Além da multa por cinto de segurança, motociclistas relatam outras penalidades consideradas injustas, como autuações por uso de chinelo, mesmo quando afirmam estar com calçado fechado, e multas relacionadas ao uso da viseira, especialmente durante o calor intenso da capital piauiense.


Eles também reclamam da dificuldade para recorrer, apontando falta de provas e inconsistências nos registros das infrações.

Diante da situação, motociclistas, mototaxistas e entregadores por aplicativo bloquearam vias do Centro e se concentraram em frente à Prefeitura de Teresina.


O grupo cobra a anistia das multas contestadas, a revisão imediata dos autos já aplicados e a abertura de diálogo com o prefeito Silvio Mendes para discutir os critérios adotados na fiscalização de trânsito.


Os manifestantes destacam que muitos dependem exclusivamente da motocicleta para garantir o sustento da família e que multas elevadas, quando consideradas indevidas, impactam diretamente a renda desses trabalhadores.

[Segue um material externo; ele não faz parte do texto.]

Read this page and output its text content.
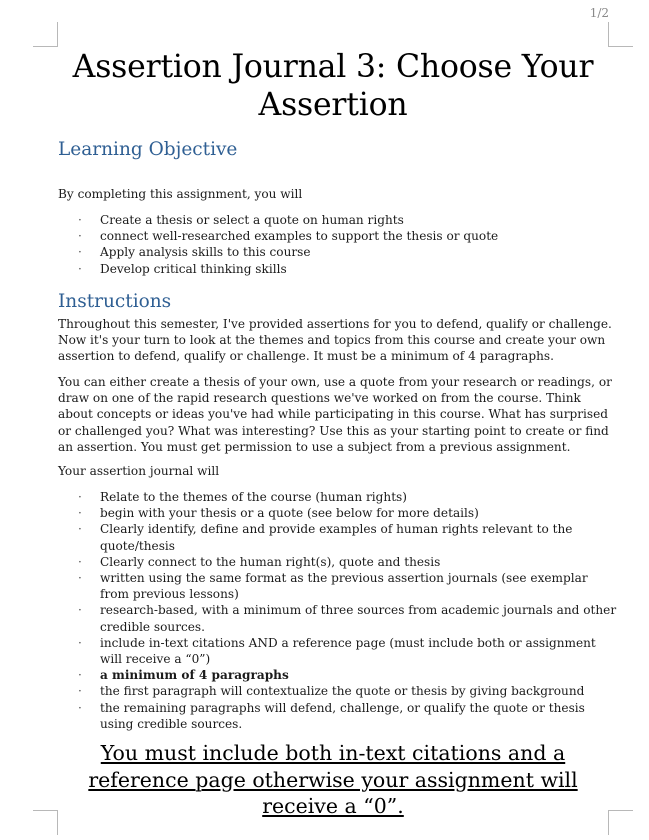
1/2
Assertion Journal 3: Choose Your Assertion
Learning Objective
By completing this assignment, you will
· Create a thesis or select a quote on human rights
· connect well-researched examples to support the thesis or quote
· Apply analysis skills to this course
· Develop critical thinking skills
Instructions
Throughout this semester, I've provided assertions for you to defend, qualify or challenge. Now it's your turn to look at the themes and topics from this course and create your own assertion to defend, qualify or challenge. It must be a minimum of 4 paragraphs.
You can either create a thesis of your own, use a quote from your research or readings, or draw on one of the rapid research questions we've worked on from the course. Think about concepts or ideas you've had while participating in this course. What has surprised or challenged you? What was interesting? Use this as your starting point to create or find an assertion. You must get permission to use a subject from a previous assignment.
Your assertion journal will
· Relate to the themes of the course (human rights)
· begin with your thesis or a quote (see below for more details)
· Clearly identify, define and provide examples of human rights relevant to the quote/thesis
· Clearly connect to the human right(s), quote and thesis
· written using the same format as the previous assertion journals (see exemplar from previous lessons)
· research-based, with a minimum of three sources from academic journals and other credible sources.
· include in-text citations AND a reference page (must include both or assignment will receive a “0”)
· a minimum of 4 paragraphs
· the first paragraph will contextualize the quote or thesis by giving background
· the remaining paragraphs will defend, challenge, or qualify the quote or thesis using credible sources.
You must include both in-text citations and a reference page otherwise your assignment will receive a “0”.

Durante o protesto, a Prefeitura reforçou a segurança com a presença da Guarda Civil Municipal e da Polícia Militar. Até o momento, não houve anúncio oficial sobre a revisão das multas nem confirmação de audiência com representantes da categoria.


Os condutores afirmam que novas mobilizações podem ocorrer caso não haja avanço nas negociações. Para eles, a fiscalização deve ter caráter educativo e preventivo, promovendo segurança no trânsito sem descumprir a legislação ou penalizar injustamente quem vive sobre duas rodas.